Но этот искусствовед, над которым явно нависла угроза, казалось, не обращал никакого внимания на то, что с ним объяснялись языком жестов, языком презрения и террора. Спокойно, с независимым видом, а может быть, просто ничего не подозревая, беззащитный, он поднимался по ступенькам.
Она стояла у окна большой комнаты Телена, у того самого окна, откуда однажды ранним утром, почти еще ночью, смотрела на майора Динклаге, ожидавшего ее. Теперь был дневной свет, полуденный свет неяркого солнечного осеннего дня. Кэте показалось, что со 2 до 12 октября прошла вечность.
Всего лишь секунду, возможно, полсекунды длилась эта пантомима, ничтожная по своей продолжительности, своим масштабам, но, должно быть, тяжкая, невыносимая для Шефольда. «Одного поворота головы этого солдата оказалось достаточно, — подумала Кэте, — чтобы я мгновенно поняла то, что подозревала с самого начала: все было неправильно, я не должна была подчиняться требованию Динклаге, чтобы Шефольд пришел к нему через линию фронта». Она решила сразу же, как только переговоры окончатся и Шефольд уйдет — надо надеяться, не в сопровождении того же солдата! — зайти к Динклаге и объяснить ему значение этого кивка головой, этого быстрого движения вбок, слева направо и вверх. Надо очень точно описать его. Если ей это не удастся, Динклаге только пожмет плечами, скажет: «Ну, лишь бы у него других неприятностей не было, а уж плохое поведение солдата он как-нибудь переживет!»

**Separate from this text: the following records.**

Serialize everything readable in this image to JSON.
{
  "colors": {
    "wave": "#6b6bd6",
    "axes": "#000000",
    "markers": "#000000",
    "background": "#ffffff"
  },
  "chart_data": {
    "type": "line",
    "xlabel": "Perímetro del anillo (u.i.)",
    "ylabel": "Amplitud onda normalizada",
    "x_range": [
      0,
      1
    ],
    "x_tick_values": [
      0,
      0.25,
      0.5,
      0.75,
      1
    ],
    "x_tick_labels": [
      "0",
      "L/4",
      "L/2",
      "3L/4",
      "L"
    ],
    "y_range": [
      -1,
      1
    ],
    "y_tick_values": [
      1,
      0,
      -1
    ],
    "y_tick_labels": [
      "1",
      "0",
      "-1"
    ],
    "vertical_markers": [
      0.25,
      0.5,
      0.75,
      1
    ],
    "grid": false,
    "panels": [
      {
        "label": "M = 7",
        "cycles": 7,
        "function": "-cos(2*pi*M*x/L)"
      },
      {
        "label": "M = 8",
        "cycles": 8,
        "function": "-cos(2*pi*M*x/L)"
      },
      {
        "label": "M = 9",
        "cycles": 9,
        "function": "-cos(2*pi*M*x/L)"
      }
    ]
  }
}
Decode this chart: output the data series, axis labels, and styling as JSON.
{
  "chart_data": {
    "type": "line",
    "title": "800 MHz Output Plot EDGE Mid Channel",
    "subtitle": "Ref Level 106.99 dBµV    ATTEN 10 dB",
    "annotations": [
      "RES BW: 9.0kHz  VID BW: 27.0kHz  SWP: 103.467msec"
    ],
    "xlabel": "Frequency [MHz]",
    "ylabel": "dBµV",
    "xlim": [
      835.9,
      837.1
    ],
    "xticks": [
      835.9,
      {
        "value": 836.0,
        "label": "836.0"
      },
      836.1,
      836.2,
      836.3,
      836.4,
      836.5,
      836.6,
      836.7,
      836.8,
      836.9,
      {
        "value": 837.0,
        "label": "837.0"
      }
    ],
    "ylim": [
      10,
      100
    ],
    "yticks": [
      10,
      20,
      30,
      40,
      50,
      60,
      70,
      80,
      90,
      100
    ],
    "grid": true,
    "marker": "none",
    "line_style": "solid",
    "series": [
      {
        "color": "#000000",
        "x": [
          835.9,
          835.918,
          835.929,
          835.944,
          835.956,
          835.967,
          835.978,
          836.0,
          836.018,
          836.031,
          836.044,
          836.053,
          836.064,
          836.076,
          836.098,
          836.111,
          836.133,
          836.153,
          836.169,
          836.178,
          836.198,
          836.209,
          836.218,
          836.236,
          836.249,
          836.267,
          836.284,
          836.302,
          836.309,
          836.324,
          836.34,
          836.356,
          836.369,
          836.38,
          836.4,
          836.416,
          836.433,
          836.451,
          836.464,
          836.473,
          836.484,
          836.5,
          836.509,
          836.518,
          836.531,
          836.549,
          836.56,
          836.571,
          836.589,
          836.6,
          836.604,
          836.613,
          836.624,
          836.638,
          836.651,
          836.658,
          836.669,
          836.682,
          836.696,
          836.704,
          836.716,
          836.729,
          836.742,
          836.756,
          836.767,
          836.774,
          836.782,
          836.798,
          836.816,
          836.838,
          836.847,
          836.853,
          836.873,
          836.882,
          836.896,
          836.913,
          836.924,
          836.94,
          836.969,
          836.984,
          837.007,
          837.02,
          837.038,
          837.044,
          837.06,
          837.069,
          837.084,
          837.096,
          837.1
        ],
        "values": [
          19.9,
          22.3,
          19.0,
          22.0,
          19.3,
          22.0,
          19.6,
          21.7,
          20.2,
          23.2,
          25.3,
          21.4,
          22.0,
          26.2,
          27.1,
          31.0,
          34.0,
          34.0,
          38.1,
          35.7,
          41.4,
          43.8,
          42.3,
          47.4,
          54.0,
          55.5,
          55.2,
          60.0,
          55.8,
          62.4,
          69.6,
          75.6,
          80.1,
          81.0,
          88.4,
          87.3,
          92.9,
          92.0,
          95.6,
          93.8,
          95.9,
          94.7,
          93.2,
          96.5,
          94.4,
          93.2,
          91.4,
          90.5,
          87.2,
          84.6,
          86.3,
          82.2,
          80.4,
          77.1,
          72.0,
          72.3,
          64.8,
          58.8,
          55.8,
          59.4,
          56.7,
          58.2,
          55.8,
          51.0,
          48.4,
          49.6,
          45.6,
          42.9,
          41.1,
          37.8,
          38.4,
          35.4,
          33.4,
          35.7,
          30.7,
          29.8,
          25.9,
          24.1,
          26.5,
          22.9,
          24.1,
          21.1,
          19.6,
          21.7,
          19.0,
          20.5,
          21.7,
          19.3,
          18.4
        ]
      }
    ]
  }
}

Подумать только, что Шефольд ни за что ни про что должен терпеть дурное обращение со стороны этого солдата! Ведь то, что его вызвали сегодня сюда, не имело ровным счетом никакого значения для операции, было всего лишь странной идеей того, кто ее затеял («Нет, только запланировал, а затеяла ее я», — подумала Кэте), — толку от этого визита не могло быть никакого. У майора нет ни малейшего шанса изменить положение. Ему не повезло. Его партнеры не спешили, возможно, они уже перестали играть в эту игру, потеряли к ней интерес; один из них даже оскорбил майора Динклаге. И если он все же потребовал прихода Шефольда, то лишь потому, что хотел назначить американцам срок, поставить ультиматум. Реакция, свидетельствующая о желании сделать по-своему. Кэте поправила очки и взглянула на дверь, которая закрылась за обер-ефрейтором. «Вообще говоря, странно, — подумала она, — не похоже это на Динклаге. Ему никогда не приходило в голову ставить ультиматум мне».

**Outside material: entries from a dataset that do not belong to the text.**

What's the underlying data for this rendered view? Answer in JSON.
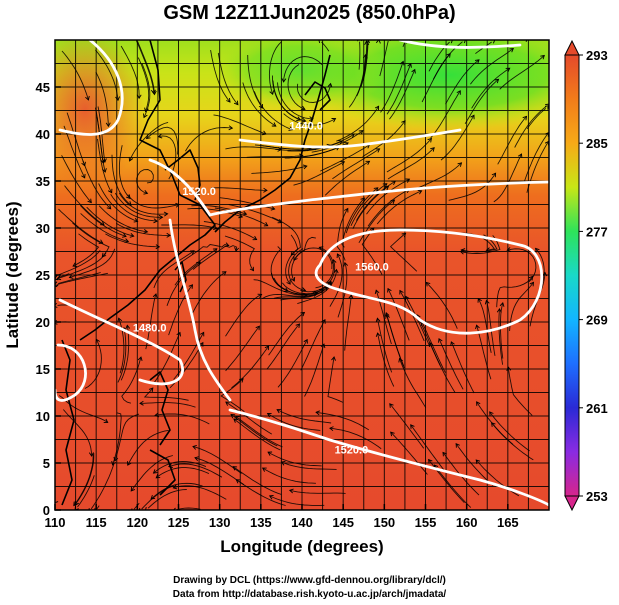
{
  "title": "GSM 12Z11Jun2025 (850.0hPa)",
  "x_axis": {
    "label": "Longitude (degrees)",
    "ticks": [
      "110",
      "115",
      "120",
      "125",
      "130",
      "135",
      "140",
      "145",
      "150",
      "155",
      "160",
      "165"
    ],
    "range": [
      110,
      170
    ]
  },
  "y_axis": {
    "label": "Latitude  (degrees)",
    "ticks": [
      "0",
      "5",
      "10",
      "15",
      "20",
      "25",
      "30",
      "35",
      "40",
      "45"
    ],
    "range": [
      0,
      50
    ]
  },
  "colorbar": {
    "labels": [
      "293",
      "285",
      "277",
      "269",
      "261",
      "253"
    ],
    "range": [
      253,
      293
    ],
    "colors": [
      "#d7258c",
      "#8a2be2",
      "#2a2ad6",
      "#1e6fff",
      "#12b5ff",
      "#19d9c8",
      "#2ee35a",
      "#7fe21a",
      "#c8e616",
      "#efd81a",
      "#f7aa17",
      "#f27c1a",
      "#ec5a1c",
      "#e54a2b"
    ]
  },
  "contours": [
    {
      "label": "1440.0",
      "lon": 140.5,
      "lat": 40.5
    },
    {
      "label": "1520.0",
      "lon": 127.5,
      "lat": 33.5
    },
    {
      "label": "1560.0",
      "lon": 148.5,
      "lat": 25.5
    },
    {
      "label": "1480.0",
      "lon": 121.5,
      "lat": 19.0
    },
    {
      "label": "1520.0",
      "lon": 146.0,
      "lat": 6.0
    }
  ],
  "credits": {
    "line1": "Drawing by DCL (https://www.gfd-dennou.org/library/dcl/)",
    "line2": "Data from http://database.rish.kyoto-u.ac.jp/arch/jmadata/"
  }
}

Если он через Шефольда передаст американцам свой ультиматум относительно срока, размышляла она, то, наверно, речь пойдет о сегодняшней ночи, ибо зачем ему ждать завтрашнего или послезавтрашнего дня? (Вот почему Хайншток был прав, когда примерно четверть часа спустя сказал Кэте: «Ты, видимо, все еще надеешься, что произойдет чудо и придут американцы — сегодня ночью».) Нет, такой надежды у Кэте, собственно, уже не было, только иногда она тешила воображение, вспоминая ночную встречу и свою первоначальную надежду, но, как только Райдель закрыл за собой дверь канцелярии и Кэте поправила очки, эта надежда исчезла.